Third, take a look at a few categories, in which we list the people who should have won, followed by the people who actually did:

  • Outstanding Lead Actor in a Comedy Series. Who should have won: Steve Carrell (The Office), Alec Baldwin (30 Rock) or Charlie Sheen (Two and a Half Men). Who did win: Ricky Gervais (Extras).
  • Outstanding Lead Actor in a Drama Series. Who should have won: Gandolfini (The Sopranos). Who did win: James Spader (Boston Legal).
  • Outstanding Lead Actress in a Comedy Series. Who should have won: Fey (30 Rock). Who did win: America Ferrera (Ugly Betty).
  • Outstanding Lead Actress in a Drama Series. Who should have won: Mariska Hargitay (Law & Order: SVU) or Edie Falco (The Sopranos). Who did win: Field (Brothers & Sisters).
  • Outstanding Supporting Actor in a Comedy Series. Who should have won: Rainn Wilson (The Office) or Jon Cryer (Two and a Half Men). Who did win: Jeremy Piven (Entourage).
  • Outstanding Supporting Actress in a Comedy Series. Who should have won: Jenna Fischer (The Office), Holland Taylor (Two and a Half Men) or Conchata Ferrell (Two and a Half Men). Who did win: Jaime Pressly (My Name is Earl).
  • Outstanding Supporting Actress in a Drama Series. Who should have won: Lorraine Bracco (The Sopranos). Who did win: Katherine Heigl (Gray’s Anatomy).
  • Outstanding Individual Performance in a Variety or Music Program. Who should have won: Colbert (The Colbert Report), Stewart (The Daily Show with Jon Stewart) or David Letterman (Late Show with David Letterman). Who did win: Tony Bennett (Tony Bennett: An American Classic.)
  • Outstanding Variety, Music or Comedy Special. What should have won: The Comedy Central Roast of William Shatner, Lewis Black: Red, White and Screwed or Wanda Sykes: Sick and Tired. What did win: Tony Bennett: An American Classic.
  • Outstanding Writing for a Variety, Music or Comedy Program. Who should have won: The staffs of The Colbert Report, The Daily Show with Jon Stewart, Real Time with Bill Maher or Late Show with David Letterman. Who did win: The staff of Late Night with Conan O’Brien.
  • Oh, and what’s up with Battlestar Galactica getting four nominations and no awards? C’mon, people, this is a great show, and to have it totally shut out is wrong!

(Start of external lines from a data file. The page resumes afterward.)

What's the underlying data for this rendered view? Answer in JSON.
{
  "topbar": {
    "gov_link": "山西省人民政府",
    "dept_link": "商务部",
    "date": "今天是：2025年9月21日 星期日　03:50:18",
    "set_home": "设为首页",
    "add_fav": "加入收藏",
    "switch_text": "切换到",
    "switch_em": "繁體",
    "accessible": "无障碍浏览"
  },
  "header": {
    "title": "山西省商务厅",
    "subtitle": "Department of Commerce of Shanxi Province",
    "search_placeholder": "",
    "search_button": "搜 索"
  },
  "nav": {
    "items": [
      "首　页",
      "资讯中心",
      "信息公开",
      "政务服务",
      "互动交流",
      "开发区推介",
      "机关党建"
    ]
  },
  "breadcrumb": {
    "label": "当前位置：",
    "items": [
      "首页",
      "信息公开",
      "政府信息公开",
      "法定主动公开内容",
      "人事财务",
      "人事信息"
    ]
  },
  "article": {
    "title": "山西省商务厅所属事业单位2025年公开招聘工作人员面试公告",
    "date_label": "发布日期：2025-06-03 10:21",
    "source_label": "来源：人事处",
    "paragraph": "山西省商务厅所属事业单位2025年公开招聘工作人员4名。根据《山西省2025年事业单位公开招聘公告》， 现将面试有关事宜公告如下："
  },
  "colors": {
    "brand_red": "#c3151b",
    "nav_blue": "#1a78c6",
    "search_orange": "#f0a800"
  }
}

Now, don’t get us wrong. We like Tony Bennett. He’s good. The question is, is he better than Stephen Colbert? David Letterman? Lewis Black? We suppose it all depends on your tastes. And that’s why we think the Emmys did get a couple things right. They are:

  • Outstanding Supporting Actor in a Drama Series. While we personally favored Michael Imperioli (The Sopranos), we can’t argue too much with the choice of Terry O’Quinn (Lost). He’s good, too.
  • Outstanding Comedy Series. We also like The Office, but the choice of 30 Rock was a good one.
  • Outstanding Drama Series. We had to wait until the end of the night, well past 11 p.m., to learn that The Sopranos was going to get the recognition it deserved. This doesn’t make up for ignoring Gandolfini, Falco, Imperioli or Bracco in their respective categories. There’s no excuse for that. But The Sopranos buried every other show in this category, and if it hadn’t won, there would be no television justice.
  • Outstanding Variety, Music or Comedy Series. We were disappointed that The Colbert Report was totally shut out all night, and Real Time with Bill Maher is an exceptional program that deserves recognition, too. But the choice of The Daily Show with Jon Stewart was a great one. (We also can’t stop laughing at the clip Stewart brought of President George W. Bush marveling that somebody like Osama bin Laden being unable to appreciate the joy of Hanukkah.)

That’s it for this year. We’ve been scanning our TV Guide for the fall schedule, and things look kind of bleak, especially with the cancellation or conclusion of shows like The Sopranos, Law & Order: Conviction, Heist, Studio 60 on the Sunset Strip, Veronica Mars, The Class, Deadwood and others. Hell, if things keep going this way, we’re going to have to start reading at night!

Actually, that’s not too bad. After all, if we can do it while lying on a couch, we’re for it!